É cediço que os embargos à execução tem natureza de ação autônoma, tendo uma autuação em apartado e abrindo toda uma dilação probatória no intento de se desconstituir o título exeqüendo.
Esse é o entender de Antônio Cláudio da Costa Machado para quem:
Os embargos do devedor (ou embargos à execução – v. o título do Capítulo II adiante) são uma ação de conhecimento incidende ao processo de execução (ou processo incidente) pela qual o devedor se defende contra a execução ajuizada, buscando o proferimento de uma sentença que a extinga. Tal ação incidente – que gera autuação própria em apenso, diz o texto, corresponde à forma processual que o exercício do direito de defesa assume in executivis, já que em relação a este não existe contestação. Contudo, por se tratar de ação de caráter incidental, alguns requisitos diferenciados de admissibilidade se tornam exigíveis, quais sejam, a segurança do juízo (art.737), a tempestividade da sua oposição (art. 738) e o cabimento da ateria deduzida (art. 741 – requisito exclusivo dos embargos contra a execução fundada em título judicial – v. art. 745) (2004, p. 1104).
Portanto, fica patente a manifestação do legislador entendendo a necessidade de mecanismos de controle, a posteriori, da sentença fundada em norma declarada ou entendida como inconstitucional pelo guardião da constituição, ou seja, pelo Supremo Tribunal Federal.
E esse raciocínio é com fulcro nas palavras de Donaldo Armelin que:
Entretanto manifestação legislativa recente afetou de maneira inequívoca a intangibilidade da coisa julgada material, autorizando a eficácia retroativa de decisões do Supremo Tribunal Federal para tornar inexigíveis os títulos executivos judiciais lastreados em lei ou ato normativos declarados por ele inconstitucionais.

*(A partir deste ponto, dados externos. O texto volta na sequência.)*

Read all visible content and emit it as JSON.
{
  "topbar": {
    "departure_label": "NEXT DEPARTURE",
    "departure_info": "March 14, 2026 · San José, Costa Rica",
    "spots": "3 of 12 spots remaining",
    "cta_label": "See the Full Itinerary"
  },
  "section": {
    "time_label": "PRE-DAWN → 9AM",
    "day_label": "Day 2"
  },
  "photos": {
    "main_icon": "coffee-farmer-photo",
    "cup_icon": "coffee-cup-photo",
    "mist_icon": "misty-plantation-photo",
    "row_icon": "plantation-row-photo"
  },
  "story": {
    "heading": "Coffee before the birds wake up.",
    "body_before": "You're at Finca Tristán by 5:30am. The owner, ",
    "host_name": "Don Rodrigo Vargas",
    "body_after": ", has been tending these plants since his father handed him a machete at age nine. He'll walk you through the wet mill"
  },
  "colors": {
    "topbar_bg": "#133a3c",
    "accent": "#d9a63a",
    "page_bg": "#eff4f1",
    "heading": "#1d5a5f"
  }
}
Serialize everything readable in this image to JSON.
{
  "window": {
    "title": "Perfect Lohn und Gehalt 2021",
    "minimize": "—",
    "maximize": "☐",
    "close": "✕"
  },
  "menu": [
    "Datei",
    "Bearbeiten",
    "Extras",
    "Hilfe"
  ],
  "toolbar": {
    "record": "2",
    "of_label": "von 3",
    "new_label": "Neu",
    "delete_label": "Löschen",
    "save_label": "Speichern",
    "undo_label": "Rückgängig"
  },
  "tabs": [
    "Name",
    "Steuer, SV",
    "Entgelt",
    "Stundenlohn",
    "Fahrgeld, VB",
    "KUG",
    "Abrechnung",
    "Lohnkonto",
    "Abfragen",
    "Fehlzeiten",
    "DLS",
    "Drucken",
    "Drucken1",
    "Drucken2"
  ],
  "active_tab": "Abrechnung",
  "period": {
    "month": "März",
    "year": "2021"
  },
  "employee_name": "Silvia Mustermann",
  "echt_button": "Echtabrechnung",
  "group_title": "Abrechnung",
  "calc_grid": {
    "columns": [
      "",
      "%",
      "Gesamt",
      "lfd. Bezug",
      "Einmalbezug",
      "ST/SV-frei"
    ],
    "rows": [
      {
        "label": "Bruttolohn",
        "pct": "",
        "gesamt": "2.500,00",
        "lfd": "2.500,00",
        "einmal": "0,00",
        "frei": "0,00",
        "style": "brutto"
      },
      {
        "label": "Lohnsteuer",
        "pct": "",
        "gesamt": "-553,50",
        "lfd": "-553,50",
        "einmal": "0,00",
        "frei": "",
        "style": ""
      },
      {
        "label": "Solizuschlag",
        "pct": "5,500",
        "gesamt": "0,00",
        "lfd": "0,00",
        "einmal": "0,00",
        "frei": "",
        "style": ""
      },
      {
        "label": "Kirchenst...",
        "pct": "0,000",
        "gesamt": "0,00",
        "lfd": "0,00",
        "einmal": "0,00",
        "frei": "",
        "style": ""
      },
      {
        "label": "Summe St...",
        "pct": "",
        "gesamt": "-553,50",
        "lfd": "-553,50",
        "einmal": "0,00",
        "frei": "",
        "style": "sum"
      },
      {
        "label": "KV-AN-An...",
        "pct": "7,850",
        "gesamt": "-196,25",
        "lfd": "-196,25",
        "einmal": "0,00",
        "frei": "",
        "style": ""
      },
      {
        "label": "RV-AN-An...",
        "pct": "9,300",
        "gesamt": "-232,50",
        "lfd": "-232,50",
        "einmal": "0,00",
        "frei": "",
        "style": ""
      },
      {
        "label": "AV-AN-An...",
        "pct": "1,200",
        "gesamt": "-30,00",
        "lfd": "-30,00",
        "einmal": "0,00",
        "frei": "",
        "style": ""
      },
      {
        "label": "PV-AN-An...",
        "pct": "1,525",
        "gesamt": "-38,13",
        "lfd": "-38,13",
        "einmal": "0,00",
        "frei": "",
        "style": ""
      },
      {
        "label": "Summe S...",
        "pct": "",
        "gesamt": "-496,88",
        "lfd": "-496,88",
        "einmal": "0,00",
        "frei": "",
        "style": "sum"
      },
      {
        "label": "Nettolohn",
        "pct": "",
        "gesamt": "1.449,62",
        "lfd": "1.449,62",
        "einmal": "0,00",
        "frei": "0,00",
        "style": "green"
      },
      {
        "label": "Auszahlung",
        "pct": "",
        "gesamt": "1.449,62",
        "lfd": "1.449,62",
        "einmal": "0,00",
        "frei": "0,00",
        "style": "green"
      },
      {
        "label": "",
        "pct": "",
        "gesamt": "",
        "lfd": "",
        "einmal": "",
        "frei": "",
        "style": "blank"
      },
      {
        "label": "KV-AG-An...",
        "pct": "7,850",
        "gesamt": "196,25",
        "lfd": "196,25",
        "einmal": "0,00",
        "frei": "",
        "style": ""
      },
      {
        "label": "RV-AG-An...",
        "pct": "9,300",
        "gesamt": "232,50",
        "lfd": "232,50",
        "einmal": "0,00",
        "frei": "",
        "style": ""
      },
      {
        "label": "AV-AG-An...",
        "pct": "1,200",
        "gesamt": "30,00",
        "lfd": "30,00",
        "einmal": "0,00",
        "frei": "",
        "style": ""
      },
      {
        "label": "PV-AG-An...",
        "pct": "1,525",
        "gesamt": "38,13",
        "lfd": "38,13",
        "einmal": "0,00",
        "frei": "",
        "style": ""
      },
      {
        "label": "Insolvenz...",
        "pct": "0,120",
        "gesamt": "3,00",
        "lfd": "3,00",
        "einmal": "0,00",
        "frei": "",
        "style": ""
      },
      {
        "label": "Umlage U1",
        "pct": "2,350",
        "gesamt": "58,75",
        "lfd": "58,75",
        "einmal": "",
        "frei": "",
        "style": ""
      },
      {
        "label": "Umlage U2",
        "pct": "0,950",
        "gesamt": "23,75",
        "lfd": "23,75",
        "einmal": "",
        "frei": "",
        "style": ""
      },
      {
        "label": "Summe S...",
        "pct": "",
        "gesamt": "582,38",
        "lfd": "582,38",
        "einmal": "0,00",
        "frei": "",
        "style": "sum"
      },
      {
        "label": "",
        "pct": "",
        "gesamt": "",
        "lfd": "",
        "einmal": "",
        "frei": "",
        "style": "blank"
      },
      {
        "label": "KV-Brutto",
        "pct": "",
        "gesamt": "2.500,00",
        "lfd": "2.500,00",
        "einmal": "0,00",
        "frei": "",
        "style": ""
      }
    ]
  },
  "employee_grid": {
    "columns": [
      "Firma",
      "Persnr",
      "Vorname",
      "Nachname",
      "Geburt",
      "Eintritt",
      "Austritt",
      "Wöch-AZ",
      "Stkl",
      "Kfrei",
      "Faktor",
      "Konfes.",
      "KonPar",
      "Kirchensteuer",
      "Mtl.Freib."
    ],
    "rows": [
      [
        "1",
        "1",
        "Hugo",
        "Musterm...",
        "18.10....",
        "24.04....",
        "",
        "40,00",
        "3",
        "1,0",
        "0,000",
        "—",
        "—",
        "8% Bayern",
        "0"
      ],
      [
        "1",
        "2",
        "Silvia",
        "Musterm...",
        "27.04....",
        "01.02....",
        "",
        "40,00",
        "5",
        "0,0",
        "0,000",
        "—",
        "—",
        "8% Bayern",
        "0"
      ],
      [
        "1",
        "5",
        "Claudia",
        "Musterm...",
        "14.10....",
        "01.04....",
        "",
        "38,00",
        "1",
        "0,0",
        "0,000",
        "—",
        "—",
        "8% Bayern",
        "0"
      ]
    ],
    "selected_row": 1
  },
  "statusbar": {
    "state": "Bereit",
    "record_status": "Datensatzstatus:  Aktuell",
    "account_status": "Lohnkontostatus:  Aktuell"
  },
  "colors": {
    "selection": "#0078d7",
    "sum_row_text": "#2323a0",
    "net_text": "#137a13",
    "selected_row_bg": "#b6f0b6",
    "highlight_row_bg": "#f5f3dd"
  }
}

É do que resulta do parágrafo único supra reportado do artigo 741 do CPC, inserido pela Medida Provisória 21.180/2001. Esse diploma não prima pela precisão e clareza ao permitir que o título executivo fundado também em aplicação ou interpretação tidas por incompatíveis com a Constituição Federal suporte o mesmo efeito da declaração de inconstitucionalidade, tornando-se, assim, inexigível, vale dizer, ex vi do art. 618 do CPC, perdendo a qualidade de título executivo por que carente de aptidão para incoar um processo de execução válido (2006, p. 94).
Vale advertir que esse mecanismo está disposto para as hipóteses previamente estabelecidas. São abarcados pela regra da lei, textualmente, os títulos fundados em lei ou ato normativo declarados inconstitucionais pelo Supremo Tribunal Federal, ou fundado em interpretação ou aplicação de ou interpretação de lei ou ato normativo, tida pelo Supremo Tribunal Federal como incompatíveis com a Constituição federal.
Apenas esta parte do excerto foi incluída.